By David M. Greenwald
Davis, CA –I heard complaints this Tuesday about the configuration of G Street and people finding vomit and other things in front of their stores. If anything, it was worse before the pandemic and the road changed.
When I first moved to the G St. location, I was appalled by what I saw on G St. on an everyday basis. There were homeless people camped in vacant storefronts. Vomit, feces, blood, urine smell were an everyday occurrence.
The roadway was used by cars trying to treat the narrow street as an arterial.
Bumper benders were a daily occurrence. During peak hours, cars would circle the block three or four times to find a spot—if they ever could. Service vehicles would double park even during congested hours, blocking traffic and forcing dangerous cut arounds.
Those complaining about the aesthetics of the current arrangement and the ad hoc nature of it are not wrong. But going back to pre-2020 doesn’t make a lot of sense either.
A number of businesses including Woodstocks pointed out that they were not going to invest huge amounts into the street and their business until they knew better what the city was doing.
Some of the non-restaurant businesses are struggling and they blame the road closure. But given the pandemic, and the current state of the economy and the disruption that has taken place, it is hard to know if that’s true.

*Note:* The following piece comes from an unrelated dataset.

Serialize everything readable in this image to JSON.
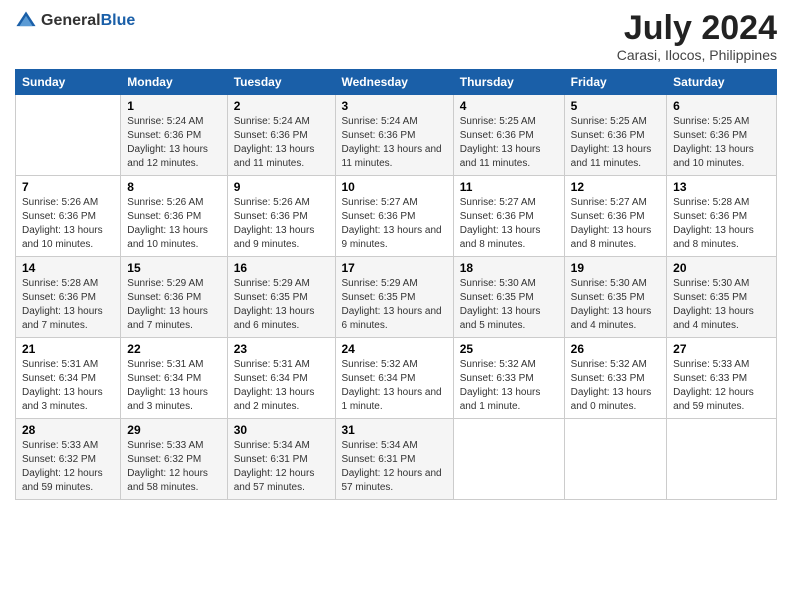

If you want to point to empty store fronts, just remember there were empty storefronts in 2019 and if you drive to other parts of G St., there are empty store fronts there too. Go to the block between 4th and 5th and half the west side of the street is empty now.
While I understand the trepidation of businesses like the Artery, they should look at this as an opportunity. Now that the city has made the decision to keep this arrangement, they can fix a few of the issues that businesses like the Artery faced.
They can make part of the block of G St. a one way, which will allow them to configure parking correctly, route through traffic through the lot toward H Street, and put in handicap spaces.
That should help with the access issue.
Second, the city doesn’t know what it’s going to do with the public space. But now they have an opportunity to plan something that looks good and is functional.
Yesterday I asked who would have access to that space and what the cost would be. The answer was it was still to be determined.
But think about this, a group like the Artery, a co-op, has the potential to seek out grant funding. They could have a public art space. They could have street art and displays. It could be a way to engage family with small children and the art community in a way they have never been able to before.
They could reach out to whole new demographics. They should immediately reach out to the city and figure out partnership opportunities.
Someone pointed out that there is not a lot of family friendly eating opportunities on G St. That’s largely true. I do see families at Woodstocks, which has already done an amazing job with their new space at the corner. I also see a lot of families with small children sitting outside of Temple Coffee.
One of the points several restaurants I talked to on Tuesday made is how much things have shifted since 2016. Remember at the time of the murder at KetMoRee, there was a ton of nightlife on G St. It was a college crowd, it was loud and crowded.
That all has changed. We’ve seen restaurants go away from night clubs and towards catering and other services.
With outdoor seating, you might have the bars with outdoor components, taking advantage of the nine to ten months of conducive weather—right now, it’s either too wet or too cold. But most of the year these days in Davis, it works well.
You may see a shift to more family catering restaurants as the market shifts in response to the change.
The city could put in permanent features to allow for community space, art, entertainment, and other community related activities.
Basically, as Will Arnold pointed out on Tuesday, about one-third of the public space in a given community is ceded to vehicle traffic. Now we’re taking some of that common space back. The city could put together a plan to do something amazing and make it work not only for the restaurants and bars, but everyone.
This is just step one—a commitment to a car-free space. Now, we have to make this a joint, shared public space that can really do some amazing things. Now that some of the owners know what they have, it will be fascinating to see what they all come up with.